O Vice-Presidente Marco Maciel, os Senadores Antonio Carlos Magalhães, Joel de Hollanda e José Sarney e eu fomos ao Palácio das Laranjeiras, para olharmos, pela primeira vez, o perfil do homem público que empalmou o sentimento e a esperança, não apenas no plano do caráter e do patriotismo, mas também quanto ao destino que esta Nação procurava, rumo ao restabelecimento da democracia.

O gesto do Presidente Fernando Henrique Cardoso, logo depois de eleito, de uma visita especial ao ex-Presidente Ernesto Geisel representou o reconhecimento de sua posição como Chefe de Estado que conduziu o País à abertura e à distensão política e, na seqüência, à democracia plena.

Fernando Henrique Cardoso fez essa visita movido pelo sentimento do respeito a quem, no exercício da vida pública, fez da honradez - literalmente a honradez - a sua bandeira, honradez que transmitiu aos seus auxiliares no curso da vida pública. Nunca furtou, nunca roubou, jamais permitiu que um seu auxiliar, por mais modesto ou exponencial que fosse, cometesse a indelicadeza, perante a História, de um ato desairoso de ofensa aos cofres públicos e ao sentimento da nacionalidade.

O Brasil ficou de luto por oito dias, decretado pelo Presidente Fernando Henrique Cardoso, que, na época do Governo Geisel, era um militante de oposição ao regime.

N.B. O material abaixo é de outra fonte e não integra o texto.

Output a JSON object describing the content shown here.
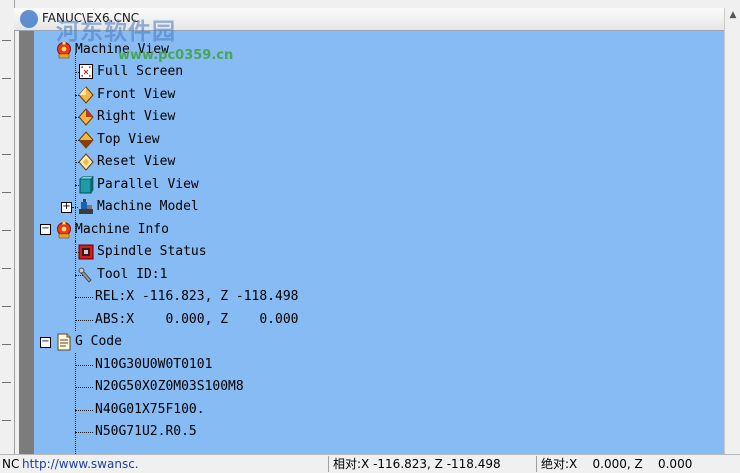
{
  "window": {
    "title": "FANUC\\EX6.CNC",
    "watermark": "河东软件园",
    "watermark_url": "www.pc0359.cn"
  },
  "tree": {
    "machine_view": {
      "label": "Machine View",
      "children": {
        "full_screen": "Full Screen",
        "front_view": "Front View",
        "right_view": "Right View",
        "top_view": "Top View",
        "reset_view": "Reset View",
        "parallel_view": "Parallel View",
        "machine_model": "Machine Model"
      }
    },
    "machine_info": {
      "label": "Machine Info",
      "spindle_status": "Spindle Status",
      "tool_id": "Tool ID:1",
      "rel": "REL:X -116.823, Z -118.498",
      "abs": "ABS:X    0.000, Z    0.000"
    },
    "g_code": {
      "label": "G Code",
      "lines": [
        "N10G30U0W0T0101",
        "N20G50X0Z0M03S100M8",
        "N40G01X75F100.",
        "N50G71U2.R0.5"
      ]
    }
  },
  "statusbar": {
    "app_text": "NC",
    "url": "http://www.swansc.",
    "relative": "相对:X -116.823, Z -118.498",
    "absolute": "绝对:X    0.000, Z    0.000"
  },
  "colors": {
    "tree_background": "#87bbf4",
    "gutter": "#7c7c7c"
  }
}
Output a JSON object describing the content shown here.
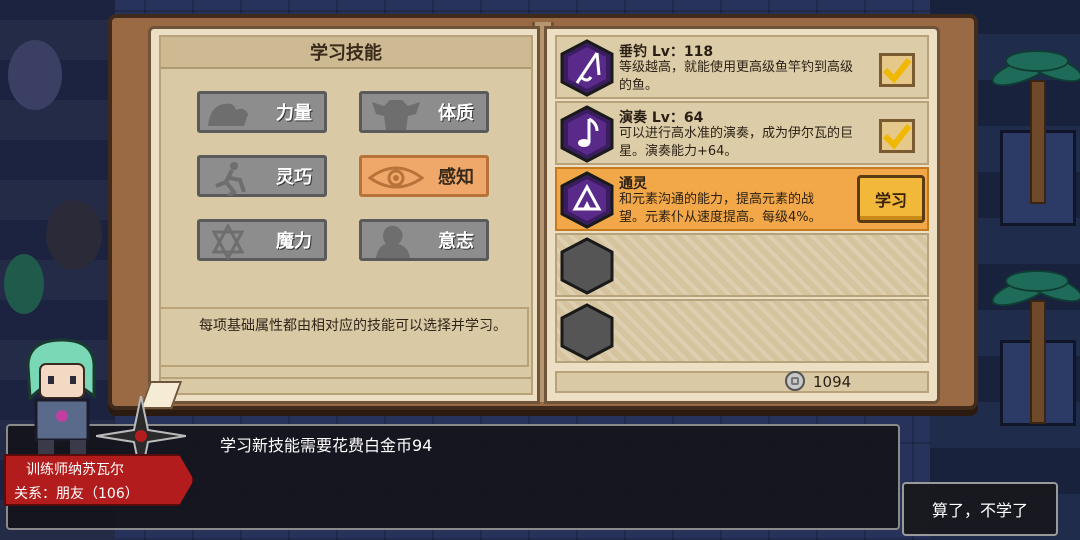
{
  "book": {
    "title": "学习技能",
    "attributes": [
      {
        "label": "力量",
        "icon": "arm-icon",
        "active": false
      },
      {
        "label": "体质",
        "icon": "torso-icon",
        "active": false
      },
      {
        "label": "灵巧",
        "icon": "runner-icon",
        "active": false
      },
      {
        "label": "感知",
        "icon": "eye-icon",
        "active": true
      },
      {
        "label": "魔力",
        "icon": "hexagram-icon",
        "active": false
      },
      {
        "label": "意志",
        "icon": "head-icon",
        "active": false
      }
    ],
    "description": "每项基础属性都由相对应的技能可以选择并学习。"
  },
  "skills": [
    {
      "name": "垂钓 Lv：118",
      "desc": "等级越高，就能使用更高级鱼竿钓到高级的鱼。",
      "icon": "fishing-rod-icon",
      "state": "learned"
    },
    {
      "name": "演奏 Lv：64",
      "desc": "可以进行高水准的演奏，成为伊尔瓦的巨星。演奏能力+64。",
      "icon": "music-note-icon",
      "state": "learned"
    },
    {
      "name": "通灵",
      "desc": "和元素沟通的能力，提高元素的战望。元素仆从速度提高。每级4%。",
      "icon": "triforce-icon",
      "state": "learnable",
      "action": "学习"
    },
    {
      "name": "",
      "desc": "",
      "icon": "empty-hex-icon",
      "state": "empty"
    },
    {
      "name": "",
      "desc": "",
      "icon": "empty-hex-icon",
      "state": "empty"
    }
  ],
  "currency": {
    "icon": "platinum-coin-icon",
    "amount": "1094"
  },
  "dialog": {
    "text": "学习新技能需要花费白金币94",
    "npc_name": "训练师纳苏瓦尔",
    "npc_relation": "关系：朋友（106）",
    "cancel_label": "算了，不学了"
  },
  "colors": {
    "selected_row": "#f2a848",
    "active_attribute": "#f0a86a",
    "inactive_attribute": "#8d8d8d",
    "skill_icon_purple": "#4a1f78",
    "name_plate_red": "#b21c1c"
  }
}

Quero, neste momento, acrescentar texto extraído da nota divulgada pelo Palácio do Planalto sobre a morte do Presidente Geisel, assinada por Fernando Henrique Cardoso:

      "A conduta exemplar do General Geisel depois do cumprimento do seu mandato só fez aumentar o respeito que lhe prestam os brasileiros que com ele conviveram."

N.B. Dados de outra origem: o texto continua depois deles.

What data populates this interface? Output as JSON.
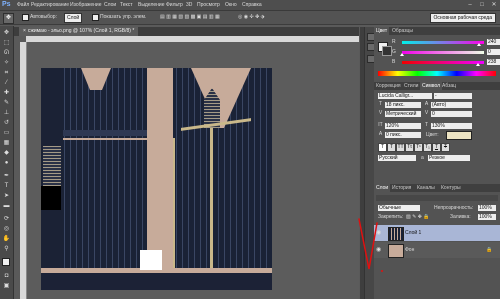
{
  "app": {
    "logo": "Ps"
  },
  "menu": [
    "Файл",
    "Редактирование",
    "Изображение",
    "Слои",
    "Текст",
    "Выделение",
    "Фильтр",
    "3D",
    "Просмотр",
    "Окно",
    "Справка"
  ],
  "window_controls": [
    "–",
    "□",
    "✕"
  ],
  "options_bar": {
    "auto_select_label": "Автовыбор:",
    "auto_select_value": "Слой",
    "show_controls_label": "Показать упр. элем.",
    "workspace": "Основная рабочая среда"
  },
  "document_tab": {
    "close": "×",
    "title": "сжимаю - эльо.png @ 107% (Слой 1, RGB/8) *"
  },
  "color_panel": {
    "tabs": [
      "Цвет",
      "Образцы"
    ],
    "channels": [
      {
        "label": "R",
        "value": "240",
        "gradient": [
          "#00f0e8",
          "#ff00e8"
        ],
        "knob": 0.94
      },
      {
        "label": "G",
        "value": "0",
        "gradient": [
          "#f000e8",
          "#f0ffe8"
        ],
        "knob": 0.0
      },
      {
        "label": "B",
        "value": "238",
        "gradient": [
          "#f00000",
          "#f000ff"
        ],
        "knob": 0.93
      }
    ]
  },
  "character_panel": {
    "tabs": [
      "Коррекция",
      "Стили",
      "Символ",
      "Абзац"
    ],
    "font_family": "Lucida Calligr...",
    "font_style": "-",
    "size": "18 пикс.",
    "leading": "(Авто)",
    "kerning": "Метрический",
    "tracking": "0",
    "vertical_scale": "120%",
    "horizontal_scale": "130%",
    "baseline": "0 пикс.",
    "color_label": "Цвет:",
    "format_buttons": [
      "T",
      "T",
      "TT",
      "Tt",
      "T¹",
      "T₁",
      "T",
      "T"
    ],
    "language": "Русский",
    "antialias": "Резкое"
  },
  "layers_panel": {
    "tabs": [
      "Слои",
      "История",
      "Каналы",
      "Контуры"
    ],
    "blend_mode": "Обычные",
    "opacity_label": "Непрозрачность:",
    "opacity": "100%",
    "lock_label": "Закрепить:",
    "fill_label": "Заливка:",
    "fill": "100%",
    "layers": [
      {
        "name": "Слой 1",
        "selected": true,
        "visible": true
      },
      {
        "name": "Фон",
        "selected": false,
        "visible": true
      }
    ]
  },
  "colors": {
    "dress_navy": "#181f30",
    "skin_tone": "#c7ab9a",
    "trim_gold": "#c9b88a",
    "annotation_red": "#e01010",
    "selected_layer": "#a9b6d6"
  },
  "icons": [
    "move-tool-icon",
    "marquee-tool-icon",
    "lasso-tool-icon",
    "magic-wand-icon",
    "crop-tool-icon",
    "eyedropper-icon",
    "healing-brush-icon",
    "brush-tool-icon",
    "clone-stamp-icon",
    "history-brush-icon",
    "eraser-icon",
    "gradient-tool-icon",
    "blur-tool-icon",
    "dodge-tool-icon",
    "pen-tool-icon",
    "type-tool-icon",
    "path-select-icon",
    "shape-tool-icon",
    "hand-tool-icon",
    "zoom-tool-icon",
    "eye-icon",
    "lock-icon"
  ]
}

O outro texto é do vice-Presidente Marco Maciel:

      "Como Presidente da República, ele tinha inspiração estratégica, intuição tática e visão política, requisitos indispensáveis que fazem do político um homem público e do homem público um estadista."

Texto de quem conviveu, admirou e ainda admira a imagem, a lembrança e a história do Presidente Geisel.

O brazilianista Thomas Skidmore escreveu:

      "Geisel deixou o poder em 1979, prometendo jamais voltar a ter papel político. Assumiu um alto cargo executivo na empresa química Norquisa, posição na qual seus muitos contatos civis e militares provaram-se úteis."

O Senador José Sarney escreveu:

      "Encontramo-nos algumas vezes na campanha de Tancredo, que ele discretamente ajudou a articular e que apoiou."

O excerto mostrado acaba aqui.